Nothing is required. The module is already inserted.

Assumptions

  • NVIDIA Software Communication Interface for Chip-To-Chip (NvSciC2cPcie) is offered only between the inter-connected DRIVE Orin SoC as PCIe Root Port and a DRIVE Orin SoC as PCIe Endpoint.
  • NVIDIA Software Communication Interface for Chip-To-Chip (NvSciC2cPcie) is offered from a single Guest OS Virtual Machine of a DRIVE Orin SoC as PCIe Root Port to a single Guest OS Virtual Machine of another DRIVE Orin SoC as PCIe Endpoint.
  • User-applications are responsible for the steps to teardown the ongoing Chip-to-Chip transfer pipeline on all the SoCs in synergy and gracefully.
  • Out of the box support is ensured for NVIDIA DRIVE AGX Orin Devkit inter-connected with another NVIDIA DRIVE AGX Orin Devkit. In this configuration, the default configuration is PCIe controller C5 in PCIe Root Port mode and PCIe controller C6 in PCIe Endpoint mode. Any change in PCIe controller mode or by moving to another set of PCIe controllers for NvSciC2cPcie requires changes in the tegra234-p3710-0010-nvscic2c-pcie.dtsi device-tree include file.
  • For steps to recompile changes in tegra234-p3710-0010-nvscic2c-pcie.dts(using -d option), refer to Bind Partition Options

Restrictions

  • Before powering-off/recycling one of the two PCIe inter-connected NVIDIA DRIVE AGX Orin Devkits when one NVIDIA DRIVE AGX Orin Devkit is PCIe hot-plugged into another NVIDIA DRIVE AGX Orin Devkit, you must tear down the PCIe connection between them (PCIe hot-unplug).
  • Before tearing down the PCIe connection between the two SoCs (PCIe hot-unplug), on both of these SoCs, all applications or streaming pipelines using the corresponding NvSciIpc(INTER_CHIP, PCIE) channels will exit or purge.

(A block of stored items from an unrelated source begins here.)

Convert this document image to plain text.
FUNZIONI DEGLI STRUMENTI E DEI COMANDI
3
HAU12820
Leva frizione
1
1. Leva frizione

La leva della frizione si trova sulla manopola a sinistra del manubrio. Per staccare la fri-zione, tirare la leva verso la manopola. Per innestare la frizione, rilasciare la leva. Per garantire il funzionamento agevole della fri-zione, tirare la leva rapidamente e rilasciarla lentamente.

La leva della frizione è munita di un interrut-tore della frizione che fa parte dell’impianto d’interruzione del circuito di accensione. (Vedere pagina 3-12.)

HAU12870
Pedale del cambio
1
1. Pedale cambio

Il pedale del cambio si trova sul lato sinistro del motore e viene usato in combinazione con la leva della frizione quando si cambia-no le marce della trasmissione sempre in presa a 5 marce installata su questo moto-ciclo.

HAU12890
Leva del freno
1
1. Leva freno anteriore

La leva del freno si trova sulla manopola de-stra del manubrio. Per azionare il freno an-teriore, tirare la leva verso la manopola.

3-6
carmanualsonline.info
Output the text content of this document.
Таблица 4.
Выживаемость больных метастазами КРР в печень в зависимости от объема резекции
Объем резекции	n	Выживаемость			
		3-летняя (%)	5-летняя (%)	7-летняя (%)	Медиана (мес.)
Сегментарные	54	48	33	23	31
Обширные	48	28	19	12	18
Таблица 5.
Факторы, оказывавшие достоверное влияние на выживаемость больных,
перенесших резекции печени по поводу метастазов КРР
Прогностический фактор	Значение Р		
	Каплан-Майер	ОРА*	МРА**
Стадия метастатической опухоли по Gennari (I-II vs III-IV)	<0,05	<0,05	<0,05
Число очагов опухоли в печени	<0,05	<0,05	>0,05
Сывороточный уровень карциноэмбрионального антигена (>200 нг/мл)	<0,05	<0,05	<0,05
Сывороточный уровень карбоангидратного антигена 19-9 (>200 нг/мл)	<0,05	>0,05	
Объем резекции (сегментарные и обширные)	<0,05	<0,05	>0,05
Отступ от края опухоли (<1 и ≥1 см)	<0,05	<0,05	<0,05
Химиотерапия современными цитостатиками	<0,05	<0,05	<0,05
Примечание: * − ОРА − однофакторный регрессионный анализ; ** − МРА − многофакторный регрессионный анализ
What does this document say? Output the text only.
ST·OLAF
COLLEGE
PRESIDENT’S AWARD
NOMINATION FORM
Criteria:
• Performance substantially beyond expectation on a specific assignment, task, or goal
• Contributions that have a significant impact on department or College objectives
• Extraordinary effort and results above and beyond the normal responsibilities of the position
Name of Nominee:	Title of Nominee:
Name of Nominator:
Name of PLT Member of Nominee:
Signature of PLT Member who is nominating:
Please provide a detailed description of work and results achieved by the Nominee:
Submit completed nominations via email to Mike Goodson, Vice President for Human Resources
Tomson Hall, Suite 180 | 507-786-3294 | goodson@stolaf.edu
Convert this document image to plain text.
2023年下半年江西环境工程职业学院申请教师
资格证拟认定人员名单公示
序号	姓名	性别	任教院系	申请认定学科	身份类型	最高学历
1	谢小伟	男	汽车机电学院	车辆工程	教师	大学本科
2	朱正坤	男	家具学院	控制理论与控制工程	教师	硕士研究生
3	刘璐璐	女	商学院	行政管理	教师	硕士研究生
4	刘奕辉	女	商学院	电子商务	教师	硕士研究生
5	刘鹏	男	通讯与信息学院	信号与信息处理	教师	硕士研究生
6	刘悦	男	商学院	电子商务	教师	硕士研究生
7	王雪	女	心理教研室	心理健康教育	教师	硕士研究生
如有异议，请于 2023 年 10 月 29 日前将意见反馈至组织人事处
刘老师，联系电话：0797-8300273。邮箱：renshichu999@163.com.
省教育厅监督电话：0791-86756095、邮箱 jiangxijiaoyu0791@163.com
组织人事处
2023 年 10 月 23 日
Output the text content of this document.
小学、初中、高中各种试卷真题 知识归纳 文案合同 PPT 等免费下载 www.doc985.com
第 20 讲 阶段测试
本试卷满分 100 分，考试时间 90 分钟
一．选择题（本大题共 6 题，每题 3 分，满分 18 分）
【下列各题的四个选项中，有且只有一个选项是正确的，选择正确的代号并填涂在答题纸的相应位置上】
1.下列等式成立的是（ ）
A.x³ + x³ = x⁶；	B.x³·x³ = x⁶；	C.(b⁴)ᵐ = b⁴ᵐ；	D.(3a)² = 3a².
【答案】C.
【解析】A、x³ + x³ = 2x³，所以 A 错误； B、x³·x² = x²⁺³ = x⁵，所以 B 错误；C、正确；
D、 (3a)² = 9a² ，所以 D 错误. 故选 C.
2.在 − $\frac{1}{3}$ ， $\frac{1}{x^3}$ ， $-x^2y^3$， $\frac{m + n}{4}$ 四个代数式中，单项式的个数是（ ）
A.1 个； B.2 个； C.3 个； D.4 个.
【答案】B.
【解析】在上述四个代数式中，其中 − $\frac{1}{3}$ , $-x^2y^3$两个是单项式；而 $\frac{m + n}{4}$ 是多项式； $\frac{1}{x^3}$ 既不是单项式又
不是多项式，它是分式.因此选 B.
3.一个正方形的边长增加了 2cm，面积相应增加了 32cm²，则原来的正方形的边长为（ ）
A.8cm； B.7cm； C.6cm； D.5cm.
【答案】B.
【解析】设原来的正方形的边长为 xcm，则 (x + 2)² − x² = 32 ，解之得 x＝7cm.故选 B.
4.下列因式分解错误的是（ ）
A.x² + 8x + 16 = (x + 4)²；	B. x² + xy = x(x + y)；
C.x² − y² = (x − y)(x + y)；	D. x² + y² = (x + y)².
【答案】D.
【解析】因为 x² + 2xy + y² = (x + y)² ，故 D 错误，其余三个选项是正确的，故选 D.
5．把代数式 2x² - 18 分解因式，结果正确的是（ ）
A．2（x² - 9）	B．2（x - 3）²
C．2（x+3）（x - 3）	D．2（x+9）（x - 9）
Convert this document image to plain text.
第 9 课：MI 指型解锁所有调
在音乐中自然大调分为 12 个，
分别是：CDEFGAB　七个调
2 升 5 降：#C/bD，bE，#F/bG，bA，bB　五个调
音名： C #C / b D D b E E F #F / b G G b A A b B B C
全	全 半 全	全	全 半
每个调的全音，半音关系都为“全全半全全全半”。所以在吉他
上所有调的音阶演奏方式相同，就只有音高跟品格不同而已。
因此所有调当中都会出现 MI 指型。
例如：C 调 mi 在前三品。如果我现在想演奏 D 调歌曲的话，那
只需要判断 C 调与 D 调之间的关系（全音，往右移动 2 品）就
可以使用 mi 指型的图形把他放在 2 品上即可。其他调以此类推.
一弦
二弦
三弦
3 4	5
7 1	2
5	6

Before they exit or purge, the corresponding in-use NvSciIpc(INTER_CHIP, PCIE) channel must be closed with NvSciIpcCloseEndpoint().
  • On the two PCIe inter-connected NVIDIA DRIVE AGX Orin Devkits, before closing a corresponding NvSciIpc(INTER_CHIP, PCIE) channel with NvSciIpcCloseEndpoint(), the you must ensure for this NvSciIpc(INTER_CHIP, PCIE) channel:
    • No pipelined NvSciSync waits are pending.
    • All the NvSciIpc (INTER_CHIP, PCIE) channel messages sent have been received.
    • All the NvSciBuf and NvSciSync, source and target handles, export and import handles, registered and CPU mapped, with NvSciC2cPcie layer must be unregistered and their mapping deleted with NvSciC2cPcie layer by invoking the relevant NvSciC2cPcie programming interfaces.
  • Unloading of NvSciC2cPcie Linux kernel modules is not supported.
  • Error-handling of NvSciC2cPcie transfers leads to timeouts in the software layers exercising NvSciC2cPcie.
  • With SC-7 suspend and resume, NVIDIA Chip to Chip Communication must be established only after completing SC-7 suspend and SC-7 resume.
    • Subsequent SC-7 suspend and SC-7 resume cycles are not supported once NVIDIA Chip to Chip Communication is established.